The nails are pretty similar except for the fact that brad nails are much shorter than finishing nails.
Brad nails (18 gauge) don’t have great holding power either (due to being short). While finishing nails (15 gauge or 16 gauge nails) can keep thicker pieces of wood in place.
Related Post: Best Cordless Brad Nailers [Reviewed]
And Can You Use Brad Nails For Shelving?
Generally, Brad nails do not have the fastening power to keep something larger, like say a bookshelf, in place.
Brad nails are typically used on small lightweight wood crafts. And they’re sometimes used as temporary fasteners, holding two boards in place while wood glue joints dry.
Nonetheless, because of their smaller nail heads, Brad nails don’t create large puncture holes in wood (unlike Finishing nails).
But large bookcases need more robust fastening than a Brad nail can offer.
Will A Brad Nailer Be Enough To Put Up Through A Plywood Shelf?
If that plywood shelve is very thinly cut, (around 1/4 to 1/2 inch thick), then yes it can.
But, if you’re going to use plywood to make a shelf, it needs to be at least 3/4 inch thick. Any thinner, and that plywood shelf is probably going to sag.
So, Brad Nails can be used on very thin Plywood. However, you likely won’t be using very thin plywood to make a shelf in the first place.
You can learn more about using Plywood for shelving by checking out our post here: A Quick Guide To Choosing Between Plywood Or MDF For Shelves
Okay, But What About Finishing Nails? Are They Good For Shelving?
Compared to Brad nails, Finish nails are the best choice for thicker wood shelving. What’s more, these longer thicker nails can easily handle 3/4 inch thick plywood.
That’s why finishing nails are the go-to nail fastener for cabinets, molding, and shelves.
Still, while a finish nail can have great holding power, they come with one key disadvantage; puncture holes.
Finish nails can leave behind a very visible nail hole on the surface of wood. And the only way to disguise them is to use wood putty to fill in those holes.
Got It. One More Thing…Should You Use a Nailer Or A Hammer When Using Finishing Nails?
A power tool such as a nailer will save you a lot of time. But, you can hammer them into place too provided you use a ‘nail punch’.

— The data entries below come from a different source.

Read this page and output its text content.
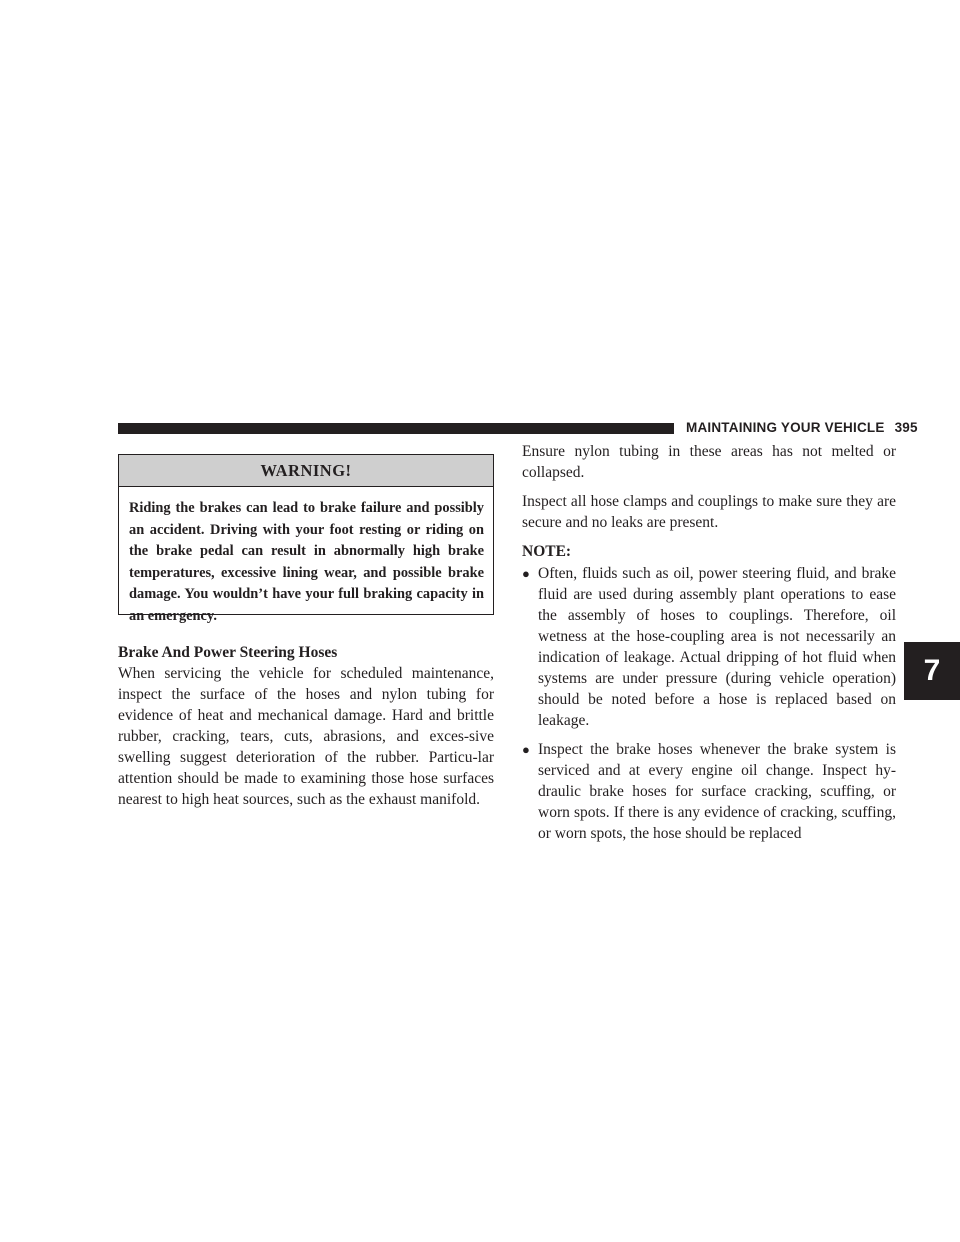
MAINTAINING YOUR VEHICLE 395
7
WARNING!
Riding the brakes can lead to brake failure and possibly an accident. Driving with your foot resting or riding on the brake pedal can result in abnormally high brake temperatures, excessive lining wear, and possible brake damage. You wouldn’t have your full braking capacity in an emergency.
Brake And Power Steering Hoses
When servicing the vehicle for scheduled maintenance, inspect the surface of the hoses and nylon tubing for evidence of heat and mechanical damage. Hard and brittle rubber, cracking, tears, cuts, abrasions, and exces-sive swelling suggest deterioration of the rubber. Particu-lar attention should be made to examining those hose surfaces nearest to high heat sources, such as the exhaust manifold.
Ensure nylon tubing in these areas has not melted or collapsed.
Inspect all hose clamps and couplings to make sure they are secure and no leaks are present.
NOTE:
● Often, fluids such as oil, power steering fluid, and brake fluid are used during assembly plant operations to ease the assembly of hoses to couplings. Therefore, oil wetness at the hose-coupling area is not necessarily an indication of leakage. Actual dripping of hot fluid when systems are under pressure (during vehicle operation) should be noted before a hose is replaced based on leakage.
● Inspect the brake hoses whenever the brake system is serviced and at every engine oil change. Inspect hy-draulic brake hoses for surface cracking, scuffing, or worn spots. If there is any evidence of cracking, scuffing, or worn spots, the hose should be replaced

A nail punch is a manual hand tool that makes it easy for you to hammer a nail head dead-center.
And, without a nail punch, you’ll probably end up bending those finishing nails more often than not.
So, if you want to prevent that from happening, check out our post right here: Why Finishing Nails Keep Bending (And What You Can Do To Fix It)
In that post we cover all you need to know to safely and consistently drive those finishing nails into place.
To Wrap Up, Here Are The 3 Key Takeaways From This Post…
- 1). Brad nails are shorter than finishing nails. They are ideally used to fasten thin wood and lightweight crafts.
- 2). Finishing nails are longer than brad nails, and have better holding power. These nails are used to fasten shelving, cabinets, and even molding into place.
- 3). Using a power nailer will save time. However, you can also manually hammer in finishing nails (without bending them) using a nail punch.